In the film from director Bjorn Runge, adapted by screenwriter Jane Anderson from the same-named novel by Meg Wolitzer, Close plays Joan Castleman, the devoted wife of the mega-famous and respected author Joe (Jonathan Pryce). They’re awakened in the middle of the night by the call every fiction author dreams of: Joe has won the Nobel Prize in Literature, and he’s been invited to Stockholm to accept his prize and meet all the other Nobel winners.
Joe’s win sets off a flurry of activity: Joan, who seems to entirely control their domestic life, has to prepare for the trip on top of managing media requests and planning a party to celebrate the news. And she also runs interference between Joe and their son David (Max Irons), an aspiring writer of his own who can’t seem to catch his father’s attention but desperately craves his approval. Of a recent short story, Joan tells her son, “I think it’s beautifully written,” only to be rebuffed immediately for her husband: “What did he say?” David asks. Even to her own son, Joan is the back-up, the understudy, the second seat.
And so the family travels to Stockholm, where they are trailed by the journalist Nathaniel Bone (Christian Slater, returning to his Interview with a Vampire roots), who keeps pestering Joe about writing his biography but who also drops a number of hints about the Castlemans’ relationship, like “I don’t think people give the spouse enough credit.”
“There’s nothing more dangerous than a writer whose feelings have been hurt,” Joan warns Joe, and we see that she means not only the potential danger of Nathaniel Bone (which is a great porn name, by the way), but that she’s speaking from experience: The film jumps back to 1958, to Smith College, when Professor Joseph Castleman (played by Harry Lloyd, who you may recognize from receiving that “crown fit for a king” on Game of Thrones) notices a particular young woman in his writing class — the forward, outspoken Joan (the stellar Annie Starke). “I see I’m gonna have to watch out for you,” Castleman says, and the attraction between the two—already tinged with competitiveness—is undeniable.
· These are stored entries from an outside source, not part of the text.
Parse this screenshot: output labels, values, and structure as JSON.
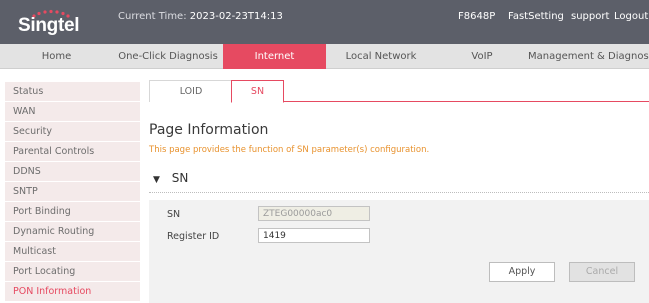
{
  "header": {
    "brand": "Singtel",
    "time_label": "Current Time:",
    "time_value": "2023-02-23T14:13",
    "device": "F8648P",
    "fast_setting": "FastSetting",
    "user": "support",
    "logout": "Logout"
  },
  "main_nav": {
    "tabs": [
      {
        "label": "Home",
        "active": false
      },
      {
        "label": "One-Click Diagnosis",
        "active": false
      },
      {
        "label": "Internet",
        "active": true
      },
      {
        "label": "Local Network",
        "active": false
      },
      {
        "label": "VoIP",
        "active": false
      },
      {
        "label": "Management & Diagnosis",
        "active": false
      }
    ]
  },
  "sidebar": {
    "items": [
      {
        "label": "Status"
      },
      {
        "label": "WAN"
      },
      {
        "label": "Security"
      },
      {
        "label": "Parental Controls"
      },
      {
        "label": "DDNS"
      },
      {
        "label": "SNTP"
      },
      {
        "label": "Port Binding"
      },
      {
        "label": "Dynamic Routing"
      },
      {
        "label": "Multicast"
      },
      {
        "label": "Port Locating"
      },
      {
        "label": "PON Information",
        "active": true
      }
    ]
  },
  "sub_tabs": [
    {
      "label": "LOID",
      "active": false
    },
    {
      "label": "SN",
      "active": true
    }
  ],
  "page": {
    "title": "Page Information",
    "description": "This page provides the function of SN parameter(s) configuration."
  },
  "section": {
    "title": "SN"
  },
  "form": {
    "sn_label": "SN",
    "sn_value": "ZTEG00000ac0",
    "register_label": "Register ID",
    "register_value": "1419"
  },
  "buttons": {
    "apply": "Apply",
    "cancel": "Cancel"
  },
  "colors": {
    "accent": "#e64a61",
    "topbar": "#5c5f69",
    "description": "#e8922e"
  }
}
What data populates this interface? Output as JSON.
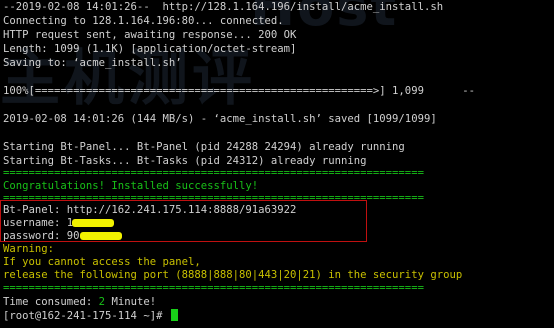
{
  "terminal": {
    "lines": [
      "--2019-02-08 14:01:26--  http://128.1.164.196/install/acme_install.sh",
      "Connecting to 128.1.164.196:80... connected.",
      "HTTP request sent, awaiting response... 200 OK",
      "Length: 1099 (1.1K) [application/octet-stream]",
      "Saving to: ‘acme_install.sh’",
      "",
      "100%[=====================================================>] 1,099      --",
      "",
      "2019-02-08 14:01:26 (144 MB/s) - ‘acme_install.sh’ saved [1099/1099]",
      "",
      "Starting Bt-Panel... Bt-Panel (pid 24288 24294) already running",
      "Starting Bt-Tasks... Bt-Tasks (pid 24312) already running",
      "==================================================================",
      "Congratulations! Installed successfully!",
      "==================================================================",
      "Bt-Panel: http://162.241.175.114:8888/91a63922",
      "username: 1",
      "password: 90",
      "Warning:",
      "If you cannot access the panel,",
      "release the following port (8888|888|80|443|20|21) in the security group",
      "==================================================================",
      "Time consumed: ",
      "2",
      " Minute!",
      "[root@162-241-175-114 ~]# "
    ]
  },
  "colors": {
    "background": "#000000",
    "text": "#c8c8c8",
    "success_green": "#18c018",
    "warning_yellow": "#c8c000",
    "box_border": "#c01010",
    "redaction": "#f2f200"
  }
}
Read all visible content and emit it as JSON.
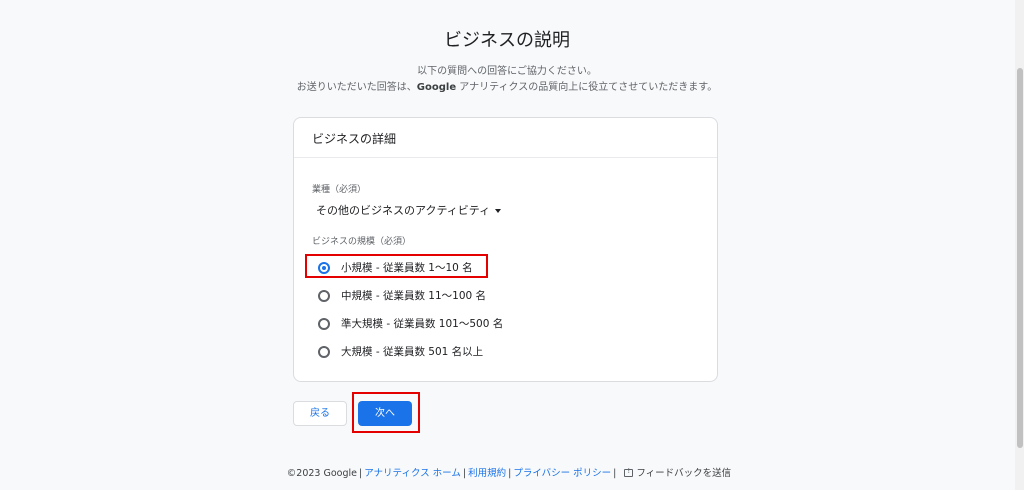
{
  "page": {
    "title": "ビジネスの説明",
    "subtitle_line1": "以下の質問への回答にご協力ください。",
    "subtitle_line2_pre": "お送りいただいた回答は、",
    "subtitle_line2_brand": "Google",
    "subtitle_line2_post": " アナリティクスの品質向上に役立てさせていただきます。"
  },
  "card": {
    "header": "ビジネスの詳細",
    "industry_label": "業種（必須）",
    "industry_value": "その他のビジネスのアクティビティ",
    "size_label": "ビジネスの規模（必須）",
    "size_options": [
      {
        "label": "小規模 - 従業員数 1〜10 名",
        "selected": true
      },
      {
        "label": "中規模 - 従業員数 11〜100 名",
        "selected": false
      },
      {
        "label": "準大規模 - 従業員数 101〜500 名",
        "selected": false
      },
      {
        "label": "大規模 - 従業員数 501 名以上",
        "selected": false
      }
    ]
  },
  "buttons": {
    "back": "戻る",
    "next": "次へ"
  },
  "footer": {
    "copyright": "©2023 Google",
    "analytics_home": "アナリティクス ホーム",
    "terms": "利用規約",
    "privacy": "プライバシー ポリシー",
    "feedback": "フィードバックを送信"
  },
  "colors": {
    "accent": "#1a73e8",
    "highlight": "#e50000"
  },
  "icons": {
    "dropdown": "caret-down-icon",
    "feedback": "feedback-icon"
  }
}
But decades later, what defines this marriage? Is it a partnership, or punishment? Joe insists to Joan “We still have a wonderful fucking life,” but everything about Joan—her facial expressions, her body language—bristle at that. When Joe says of Joan, “Without this woman, I am nothing,” her face is noticeably blank; when Nathaniel tries to engage her in conversation, she rebuffs him with “I’m very comfortable standing here in my own thoughts”; when one of the Nobel staff tells her and the other wives, “I can arrange for shopping and beauty treatments,” her shrug is one of disdain. The few times Joan smiles feel like a mistake.
Close moves between these reactions fluidly and intentionally, and although she’s mostly operating at this combination of resigned and bemused, you know she’s always thinking, always operating under these surface interactions, always planning a move in advance. “Please don’t paint me as a victim. I’m much more interesting than that,” she says to Bone, and how Starke manages to evoke Close throughout flashbacks in the 1950s and 1960s gives the character a nice cohesion.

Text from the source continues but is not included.